End of the red-and-golden weather
In New Zealand, if you see a tree turning red or golden in autumn, it’s almost certainly exotic. Out of more than 500 native species of woody flowering plants, just 10 lose their leaves in winter—most notably the tree fuchsia, kōtukutuku.
But northern hemisphere forests at similar latitudes are full of deciduous trees, and in South America, close relatives of our southern beech trees drop their leaves each year. So why do Aotearoa’s temperate forests stay green, and was it always this way?
Geologists examined a hundred fossil leaves from four sites in Otago dating back to the middle Miocene—around 11-16 million years ago—and found multiple lines of evidence that some of our extinct beech species were deciduous.
The leaves of several deciduous Chilean beech species appear corrugated, with deeply etched veins, and the scientists found the same patterns in some of the Otago fossils. The leaves were also large, comparatively light for their size, and poorly defended, as evidenced by insect attacks—all trademarks of deciduous trees. (If you’re going to keep your leaves for just six months, it makes sense to make them cheap and disposable.)
But here’s the paradox. Otago in the Miocene was much, much warmer than it is today. There were crocodiles and palm trees. If the winters weren’t frigid, why were those ancient beeches shrugging off their leaves every autumn? Lead author Tammo Reichgelt from the University of Connecticut theorises that deciduousness is less about temperature than light.

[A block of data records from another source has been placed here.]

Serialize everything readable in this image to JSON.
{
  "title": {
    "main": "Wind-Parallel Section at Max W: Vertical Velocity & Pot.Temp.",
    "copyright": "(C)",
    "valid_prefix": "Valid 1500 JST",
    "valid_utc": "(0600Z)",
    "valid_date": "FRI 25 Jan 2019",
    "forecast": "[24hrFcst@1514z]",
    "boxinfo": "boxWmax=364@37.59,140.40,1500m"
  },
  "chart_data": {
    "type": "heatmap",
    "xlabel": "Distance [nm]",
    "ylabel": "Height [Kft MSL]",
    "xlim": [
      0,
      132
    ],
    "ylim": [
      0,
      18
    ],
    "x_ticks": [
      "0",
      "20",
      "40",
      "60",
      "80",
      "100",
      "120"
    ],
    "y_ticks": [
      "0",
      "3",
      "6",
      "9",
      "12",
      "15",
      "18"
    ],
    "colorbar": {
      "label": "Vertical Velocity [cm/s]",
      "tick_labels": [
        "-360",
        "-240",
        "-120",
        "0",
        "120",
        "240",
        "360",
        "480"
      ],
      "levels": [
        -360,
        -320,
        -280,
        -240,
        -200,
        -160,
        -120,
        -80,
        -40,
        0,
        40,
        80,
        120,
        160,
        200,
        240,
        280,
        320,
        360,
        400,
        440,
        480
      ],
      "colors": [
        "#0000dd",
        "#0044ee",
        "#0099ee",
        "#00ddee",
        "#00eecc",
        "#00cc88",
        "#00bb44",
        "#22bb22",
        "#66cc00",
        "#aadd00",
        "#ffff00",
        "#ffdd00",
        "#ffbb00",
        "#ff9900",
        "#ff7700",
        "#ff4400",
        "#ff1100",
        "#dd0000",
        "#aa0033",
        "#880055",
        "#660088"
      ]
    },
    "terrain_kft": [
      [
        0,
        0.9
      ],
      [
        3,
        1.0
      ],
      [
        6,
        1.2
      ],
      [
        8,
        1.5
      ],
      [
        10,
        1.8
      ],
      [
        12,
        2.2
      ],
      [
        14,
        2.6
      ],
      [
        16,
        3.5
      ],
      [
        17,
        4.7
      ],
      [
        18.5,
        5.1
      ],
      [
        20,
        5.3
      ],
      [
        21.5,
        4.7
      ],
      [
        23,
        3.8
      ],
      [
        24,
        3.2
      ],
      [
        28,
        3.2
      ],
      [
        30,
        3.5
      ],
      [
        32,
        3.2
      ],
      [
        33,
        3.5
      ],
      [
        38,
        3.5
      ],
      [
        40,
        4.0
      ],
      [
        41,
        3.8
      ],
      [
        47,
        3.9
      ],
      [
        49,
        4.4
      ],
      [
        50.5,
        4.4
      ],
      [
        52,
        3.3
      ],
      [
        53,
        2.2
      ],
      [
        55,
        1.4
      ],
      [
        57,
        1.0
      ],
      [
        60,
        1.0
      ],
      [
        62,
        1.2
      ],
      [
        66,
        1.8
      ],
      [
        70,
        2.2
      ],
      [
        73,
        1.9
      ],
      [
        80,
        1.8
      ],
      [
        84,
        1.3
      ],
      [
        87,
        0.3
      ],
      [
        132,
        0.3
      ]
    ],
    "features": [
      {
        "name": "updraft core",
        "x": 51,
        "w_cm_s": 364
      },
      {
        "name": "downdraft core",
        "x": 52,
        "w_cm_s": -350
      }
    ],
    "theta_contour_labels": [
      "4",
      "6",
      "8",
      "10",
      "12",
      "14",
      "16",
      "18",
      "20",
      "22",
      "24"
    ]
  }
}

Central Chilean summers are practically cloudless, while westerly winds make winters cloudy and wet. In New Zealand, cloud cover is relatively constant through the year. In Miocene Otago, as in Chile, the beeches soaked up the abundant summer sunshine—“it was really worth it to photosynthesise a lot”, says Reichgelt—but there was little point to keeping green during the dark, wet winter.
Then, at the end of the Miocene, the planet cooled dramatically. Zealandia got wetter, its seasons less pronounced. “It wasn’t worth it anymore to throw away your carbon in autumn,” says Reichgelt—so all our deciduous beeches disappeared.